Be a Thermostat, not a Thermometer

Leaders need to be thermostats, not thermometers. Thermometers measure temperature, but thermostats change it. In the fear economy, a calm leader doesn’t wait for stability; they create it. When leaders create stability, they create trust. Steadiness is one of the biggest gifts you can give your team right now. People respond to composure, clarity, honesty, and presence, not fake positivity or acting as though problems do not exist.


What destroys people is uncertainty mixed with silence.

One of the biggest mistakes leaders make during difficult seasons is withholding communication. When leaders go silent, employees start writing their own stories, and those stories are usually worse than reality. Your team doesn’t need perfection from you, but they do need presence. Some leaders misunderstand presence as pressure. They use fear and urgency to get people to comply. And yes, fear may create short-term compliance, but it destroys long-term culture. Fear-based cultures eventually create burnout, politics, disengagement, and distrust because they teach people to protect themselves. Once your culture is marked by self-protection, it becomes extremely difficult to promote collaboration.

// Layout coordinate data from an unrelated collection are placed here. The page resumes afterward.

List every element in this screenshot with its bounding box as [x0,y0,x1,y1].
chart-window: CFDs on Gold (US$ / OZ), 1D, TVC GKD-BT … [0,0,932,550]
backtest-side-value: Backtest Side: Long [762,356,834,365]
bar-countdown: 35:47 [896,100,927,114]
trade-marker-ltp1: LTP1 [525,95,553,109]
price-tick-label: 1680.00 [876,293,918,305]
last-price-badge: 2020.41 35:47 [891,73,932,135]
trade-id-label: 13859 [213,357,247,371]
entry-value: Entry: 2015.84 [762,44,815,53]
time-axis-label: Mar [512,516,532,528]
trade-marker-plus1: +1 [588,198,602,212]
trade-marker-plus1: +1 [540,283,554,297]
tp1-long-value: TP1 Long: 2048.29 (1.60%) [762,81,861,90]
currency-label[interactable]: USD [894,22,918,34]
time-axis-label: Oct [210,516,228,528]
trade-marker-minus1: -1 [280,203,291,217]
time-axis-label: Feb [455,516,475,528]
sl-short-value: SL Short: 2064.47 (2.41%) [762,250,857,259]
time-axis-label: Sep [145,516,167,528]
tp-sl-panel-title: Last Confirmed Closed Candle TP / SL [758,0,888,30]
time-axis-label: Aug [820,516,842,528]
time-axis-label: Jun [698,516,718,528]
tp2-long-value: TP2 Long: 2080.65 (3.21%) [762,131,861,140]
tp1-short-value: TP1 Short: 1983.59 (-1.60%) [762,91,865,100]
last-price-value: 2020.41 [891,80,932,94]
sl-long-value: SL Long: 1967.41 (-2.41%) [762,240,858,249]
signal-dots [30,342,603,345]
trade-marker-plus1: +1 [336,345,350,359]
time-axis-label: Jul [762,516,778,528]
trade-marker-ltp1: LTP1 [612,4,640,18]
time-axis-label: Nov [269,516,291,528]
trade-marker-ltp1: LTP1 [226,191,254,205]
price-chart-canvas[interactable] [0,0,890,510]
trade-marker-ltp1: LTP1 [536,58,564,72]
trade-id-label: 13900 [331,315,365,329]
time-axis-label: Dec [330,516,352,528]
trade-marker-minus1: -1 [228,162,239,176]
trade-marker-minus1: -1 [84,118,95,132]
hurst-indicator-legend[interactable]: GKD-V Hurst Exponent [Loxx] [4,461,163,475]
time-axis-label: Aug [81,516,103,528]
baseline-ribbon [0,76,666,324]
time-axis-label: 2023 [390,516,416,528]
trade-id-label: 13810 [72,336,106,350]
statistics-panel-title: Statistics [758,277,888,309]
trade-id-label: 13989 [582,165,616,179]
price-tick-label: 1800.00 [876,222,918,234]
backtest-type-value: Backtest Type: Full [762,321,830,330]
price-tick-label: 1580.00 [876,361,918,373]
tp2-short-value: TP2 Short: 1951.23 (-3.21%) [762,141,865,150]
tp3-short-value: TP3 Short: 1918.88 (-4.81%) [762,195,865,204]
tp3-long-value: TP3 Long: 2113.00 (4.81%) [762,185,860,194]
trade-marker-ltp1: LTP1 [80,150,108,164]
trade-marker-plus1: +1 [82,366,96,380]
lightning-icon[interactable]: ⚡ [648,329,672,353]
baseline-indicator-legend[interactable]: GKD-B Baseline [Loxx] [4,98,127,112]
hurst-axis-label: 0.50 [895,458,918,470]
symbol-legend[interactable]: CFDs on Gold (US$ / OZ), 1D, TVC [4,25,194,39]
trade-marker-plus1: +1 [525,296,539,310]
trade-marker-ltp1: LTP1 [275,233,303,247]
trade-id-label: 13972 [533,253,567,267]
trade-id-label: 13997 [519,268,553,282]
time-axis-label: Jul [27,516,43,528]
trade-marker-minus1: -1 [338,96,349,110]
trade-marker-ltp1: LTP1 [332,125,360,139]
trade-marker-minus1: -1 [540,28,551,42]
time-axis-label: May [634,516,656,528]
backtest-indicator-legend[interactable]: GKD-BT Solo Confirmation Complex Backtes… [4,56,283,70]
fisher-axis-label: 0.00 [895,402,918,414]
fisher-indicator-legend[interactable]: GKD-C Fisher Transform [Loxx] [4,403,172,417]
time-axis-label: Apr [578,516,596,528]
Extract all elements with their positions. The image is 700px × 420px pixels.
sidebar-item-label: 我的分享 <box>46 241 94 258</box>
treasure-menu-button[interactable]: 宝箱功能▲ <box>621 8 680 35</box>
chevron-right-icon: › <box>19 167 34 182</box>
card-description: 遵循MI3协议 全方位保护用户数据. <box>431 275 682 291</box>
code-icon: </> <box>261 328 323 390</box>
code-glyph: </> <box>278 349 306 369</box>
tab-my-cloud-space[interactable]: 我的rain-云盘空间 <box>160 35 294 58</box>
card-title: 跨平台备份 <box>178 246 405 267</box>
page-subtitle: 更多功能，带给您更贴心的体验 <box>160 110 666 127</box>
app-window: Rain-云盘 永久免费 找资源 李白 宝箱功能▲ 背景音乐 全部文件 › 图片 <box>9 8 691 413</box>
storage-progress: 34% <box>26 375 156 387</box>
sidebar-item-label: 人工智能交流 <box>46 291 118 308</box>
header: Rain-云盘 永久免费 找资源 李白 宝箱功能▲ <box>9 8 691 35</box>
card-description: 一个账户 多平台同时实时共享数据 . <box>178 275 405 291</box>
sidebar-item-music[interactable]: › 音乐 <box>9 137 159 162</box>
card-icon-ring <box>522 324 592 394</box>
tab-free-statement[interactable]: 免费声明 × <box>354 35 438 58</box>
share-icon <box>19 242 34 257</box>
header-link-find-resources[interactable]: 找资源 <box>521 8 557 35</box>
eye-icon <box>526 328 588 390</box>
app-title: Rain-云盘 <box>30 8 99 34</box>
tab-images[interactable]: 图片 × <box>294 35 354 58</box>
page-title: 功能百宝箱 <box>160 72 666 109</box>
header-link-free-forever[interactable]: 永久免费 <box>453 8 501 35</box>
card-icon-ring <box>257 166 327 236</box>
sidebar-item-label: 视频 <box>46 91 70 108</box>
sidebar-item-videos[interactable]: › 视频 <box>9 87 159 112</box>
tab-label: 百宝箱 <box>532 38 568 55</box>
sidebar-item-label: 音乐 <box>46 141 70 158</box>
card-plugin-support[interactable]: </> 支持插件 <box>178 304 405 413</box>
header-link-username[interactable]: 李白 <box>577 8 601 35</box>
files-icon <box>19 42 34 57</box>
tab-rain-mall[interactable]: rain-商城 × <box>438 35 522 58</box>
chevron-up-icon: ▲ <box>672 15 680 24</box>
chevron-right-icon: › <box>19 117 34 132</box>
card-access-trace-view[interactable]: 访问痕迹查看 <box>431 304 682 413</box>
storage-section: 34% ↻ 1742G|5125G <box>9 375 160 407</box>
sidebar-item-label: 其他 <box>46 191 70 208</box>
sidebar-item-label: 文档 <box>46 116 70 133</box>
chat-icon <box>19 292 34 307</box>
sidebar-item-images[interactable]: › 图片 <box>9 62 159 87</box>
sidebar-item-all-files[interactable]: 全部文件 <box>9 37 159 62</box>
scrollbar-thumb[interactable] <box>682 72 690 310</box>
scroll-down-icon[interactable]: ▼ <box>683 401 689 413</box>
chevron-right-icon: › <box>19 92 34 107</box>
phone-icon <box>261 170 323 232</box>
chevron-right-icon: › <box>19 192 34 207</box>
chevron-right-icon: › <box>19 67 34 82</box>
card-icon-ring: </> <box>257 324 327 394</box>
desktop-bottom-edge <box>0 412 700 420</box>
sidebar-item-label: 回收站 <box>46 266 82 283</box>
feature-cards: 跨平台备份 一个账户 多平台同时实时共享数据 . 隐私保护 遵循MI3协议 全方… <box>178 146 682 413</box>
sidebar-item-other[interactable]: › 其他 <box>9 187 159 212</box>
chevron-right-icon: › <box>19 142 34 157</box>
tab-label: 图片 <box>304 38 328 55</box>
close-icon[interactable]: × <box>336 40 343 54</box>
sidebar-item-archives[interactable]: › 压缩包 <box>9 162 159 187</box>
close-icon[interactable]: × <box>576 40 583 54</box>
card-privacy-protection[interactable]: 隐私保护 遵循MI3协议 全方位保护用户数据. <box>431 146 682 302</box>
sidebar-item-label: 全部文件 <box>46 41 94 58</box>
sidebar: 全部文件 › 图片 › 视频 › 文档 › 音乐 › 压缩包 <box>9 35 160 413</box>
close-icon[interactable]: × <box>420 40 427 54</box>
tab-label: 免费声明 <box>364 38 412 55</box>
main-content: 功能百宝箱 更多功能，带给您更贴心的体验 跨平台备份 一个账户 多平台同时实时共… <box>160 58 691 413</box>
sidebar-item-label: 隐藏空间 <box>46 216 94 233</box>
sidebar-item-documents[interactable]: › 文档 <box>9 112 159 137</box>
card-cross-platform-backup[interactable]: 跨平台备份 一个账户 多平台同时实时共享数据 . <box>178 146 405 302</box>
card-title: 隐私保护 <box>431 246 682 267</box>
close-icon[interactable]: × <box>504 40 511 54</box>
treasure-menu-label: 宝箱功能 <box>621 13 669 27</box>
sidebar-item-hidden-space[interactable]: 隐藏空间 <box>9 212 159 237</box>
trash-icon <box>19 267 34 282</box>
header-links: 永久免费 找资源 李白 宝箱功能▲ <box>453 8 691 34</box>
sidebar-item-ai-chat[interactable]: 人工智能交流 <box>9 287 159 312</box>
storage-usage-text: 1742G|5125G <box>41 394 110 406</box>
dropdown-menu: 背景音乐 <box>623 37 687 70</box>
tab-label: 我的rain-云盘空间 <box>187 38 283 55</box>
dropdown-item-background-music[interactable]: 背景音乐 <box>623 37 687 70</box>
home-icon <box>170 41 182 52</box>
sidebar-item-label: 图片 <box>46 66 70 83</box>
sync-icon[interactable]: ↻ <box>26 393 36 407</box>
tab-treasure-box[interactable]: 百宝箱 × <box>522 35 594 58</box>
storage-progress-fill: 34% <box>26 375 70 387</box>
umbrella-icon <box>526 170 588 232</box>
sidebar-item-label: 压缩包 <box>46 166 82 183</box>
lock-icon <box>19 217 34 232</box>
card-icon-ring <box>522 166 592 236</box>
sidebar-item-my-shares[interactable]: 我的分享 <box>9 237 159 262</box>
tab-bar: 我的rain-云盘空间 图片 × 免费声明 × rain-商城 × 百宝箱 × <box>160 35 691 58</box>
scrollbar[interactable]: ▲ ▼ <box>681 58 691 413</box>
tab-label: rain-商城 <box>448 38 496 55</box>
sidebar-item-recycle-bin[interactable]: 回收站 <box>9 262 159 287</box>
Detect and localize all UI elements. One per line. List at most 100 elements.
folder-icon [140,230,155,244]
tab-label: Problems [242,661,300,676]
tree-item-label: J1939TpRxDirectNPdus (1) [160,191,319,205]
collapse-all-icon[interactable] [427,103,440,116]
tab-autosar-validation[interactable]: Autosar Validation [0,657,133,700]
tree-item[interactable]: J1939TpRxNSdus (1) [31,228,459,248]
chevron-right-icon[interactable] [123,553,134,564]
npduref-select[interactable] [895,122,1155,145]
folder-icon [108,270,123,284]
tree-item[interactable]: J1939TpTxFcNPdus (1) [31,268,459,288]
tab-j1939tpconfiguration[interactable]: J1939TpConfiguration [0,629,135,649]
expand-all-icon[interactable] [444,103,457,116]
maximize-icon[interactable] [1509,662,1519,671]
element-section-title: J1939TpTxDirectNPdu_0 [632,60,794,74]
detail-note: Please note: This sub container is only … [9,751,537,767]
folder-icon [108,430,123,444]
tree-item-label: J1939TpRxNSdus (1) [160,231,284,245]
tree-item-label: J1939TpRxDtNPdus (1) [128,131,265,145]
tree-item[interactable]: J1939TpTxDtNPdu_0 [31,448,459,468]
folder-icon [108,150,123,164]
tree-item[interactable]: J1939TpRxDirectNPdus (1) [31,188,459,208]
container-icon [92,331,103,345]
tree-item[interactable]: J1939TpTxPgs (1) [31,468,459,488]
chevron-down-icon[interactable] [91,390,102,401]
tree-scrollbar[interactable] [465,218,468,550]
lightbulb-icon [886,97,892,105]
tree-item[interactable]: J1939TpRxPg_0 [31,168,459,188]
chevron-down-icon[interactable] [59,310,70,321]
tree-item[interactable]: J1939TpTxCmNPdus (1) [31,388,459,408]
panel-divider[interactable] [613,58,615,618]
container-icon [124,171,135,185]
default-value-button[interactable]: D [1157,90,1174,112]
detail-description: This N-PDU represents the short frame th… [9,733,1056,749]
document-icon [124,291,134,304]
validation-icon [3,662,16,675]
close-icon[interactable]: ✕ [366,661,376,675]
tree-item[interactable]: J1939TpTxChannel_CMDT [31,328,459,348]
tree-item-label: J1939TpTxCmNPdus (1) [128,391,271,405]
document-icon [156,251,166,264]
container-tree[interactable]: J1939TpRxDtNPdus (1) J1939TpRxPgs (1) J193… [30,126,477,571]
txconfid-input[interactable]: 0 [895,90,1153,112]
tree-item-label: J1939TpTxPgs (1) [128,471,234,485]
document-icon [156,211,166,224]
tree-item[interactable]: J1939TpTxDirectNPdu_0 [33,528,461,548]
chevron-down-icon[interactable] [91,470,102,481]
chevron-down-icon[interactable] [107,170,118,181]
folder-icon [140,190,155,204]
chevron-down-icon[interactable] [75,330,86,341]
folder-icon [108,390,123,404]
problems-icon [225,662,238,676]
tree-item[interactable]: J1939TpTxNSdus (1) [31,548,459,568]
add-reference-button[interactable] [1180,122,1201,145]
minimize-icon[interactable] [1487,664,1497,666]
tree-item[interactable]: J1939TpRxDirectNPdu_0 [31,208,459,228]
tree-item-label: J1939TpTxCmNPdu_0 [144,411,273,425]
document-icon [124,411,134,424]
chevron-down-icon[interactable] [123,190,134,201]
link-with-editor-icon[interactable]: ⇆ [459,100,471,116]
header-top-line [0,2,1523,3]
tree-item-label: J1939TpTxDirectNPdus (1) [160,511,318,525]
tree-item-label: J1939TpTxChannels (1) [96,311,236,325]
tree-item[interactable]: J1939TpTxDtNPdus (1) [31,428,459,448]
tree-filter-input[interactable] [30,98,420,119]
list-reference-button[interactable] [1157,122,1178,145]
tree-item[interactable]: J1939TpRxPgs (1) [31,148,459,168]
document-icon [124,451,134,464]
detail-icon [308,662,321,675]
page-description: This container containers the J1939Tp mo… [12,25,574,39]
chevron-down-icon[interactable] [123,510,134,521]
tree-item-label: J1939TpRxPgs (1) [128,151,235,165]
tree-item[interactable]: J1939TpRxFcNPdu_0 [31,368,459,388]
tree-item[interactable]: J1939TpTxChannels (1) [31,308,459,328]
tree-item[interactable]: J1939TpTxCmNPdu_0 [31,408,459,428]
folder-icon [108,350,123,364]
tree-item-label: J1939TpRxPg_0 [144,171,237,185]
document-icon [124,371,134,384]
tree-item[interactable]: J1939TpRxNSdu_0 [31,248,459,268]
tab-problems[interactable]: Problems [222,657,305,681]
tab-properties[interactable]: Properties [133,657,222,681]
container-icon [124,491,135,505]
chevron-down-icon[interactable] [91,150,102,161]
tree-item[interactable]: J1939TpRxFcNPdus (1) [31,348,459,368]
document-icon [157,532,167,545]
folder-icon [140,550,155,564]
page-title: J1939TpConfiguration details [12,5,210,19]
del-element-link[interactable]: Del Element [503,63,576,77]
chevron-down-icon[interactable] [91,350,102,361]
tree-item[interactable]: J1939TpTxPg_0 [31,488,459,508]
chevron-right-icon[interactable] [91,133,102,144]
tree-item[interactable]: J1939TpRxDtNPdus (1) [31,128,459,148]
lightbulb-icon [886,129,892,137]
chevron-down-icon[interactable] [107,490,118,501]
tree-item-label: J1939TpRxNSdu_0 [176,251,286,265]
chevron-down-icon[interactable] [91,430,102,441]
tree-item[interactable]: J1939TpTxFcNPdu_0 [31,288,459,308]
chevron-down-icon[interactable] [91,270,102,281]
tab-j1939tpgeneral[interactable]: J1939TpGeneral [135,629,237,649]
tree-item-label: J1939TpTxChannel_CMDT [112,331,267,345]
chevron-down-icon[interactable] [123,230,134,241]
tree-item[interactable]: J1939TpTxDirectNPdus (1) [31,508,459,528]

So, what do great leaders do during fearful times?

Great leaders tell the truth. They stay emotionally grounded. When the economy feels inconsistent, they double down on staying emotionally grounded and consistent in communication. They reinforce purpose and, most of all, remind people that they matter.


Q: Describe a leader who made you or your team feel at ease? What did they do? What did they not do?


Many employees appear productive on the outside while quietly struggling on the inside. 

Even when they are internally exhausted, anxious, detached, and concerned about whether they matter, people still answer emails, show up to meetings, and hit deadlines. Great leaders know that productivity does not require health, and they ensure they check in on their team members’ health, rather than assuming everything is okay. 

Just because people are functioning does not mean they are flourishing. That is the danger of the Fear Economy: people can look fine while silently losing hope. Eventually, hopelessness will lead to disengagement, burnout, distrust, and turnover.

Leadership today cannot only be about performance alone; it has to be about people! Because if fear becomes the emotional culture of your organization, eventually your people will stop bringing their best, not because they’re lazy, but because, emotionally, they’ve shifted into survival mode.

And survival mode was never meant to be a permanent place to live.

You cannot create calm externally if you are chaotic internally. We may be living in a Fear Economy, but fear does not have to become your culture. You can bring stability, clarity, and courage to your team when you first take the time to cultivate them in yourself. 


Application Activities:

  1. The next time you have a meeting, set aside 10-15 minutes to take your emotional temperature before entering the meeting room. Ask yourself, “What emotion am I bringing into the room?” If you are anxious, rushed, angry, or reactive, take a few minutes to get grounded before you speak. Calm does not mean ignoring problems. It means addressing them without spreading panic. Journal about your current state, and think of one way that you can help intentionally set the temperature of the room when you start the meeting.

  2. Functioning is not the same as flourishing. Someone can be answering emails, attending meetings, meeting deadlines, and still be exhausted or discouraged. When you do your next one-on-one, check in beyond performance by asking: 

    • “How are you holding up?”

    • “What has felt heavy lately?”

    • “Is there anything you need but haven’t asked for?”

    • “What part of your work feels most unclear right now?”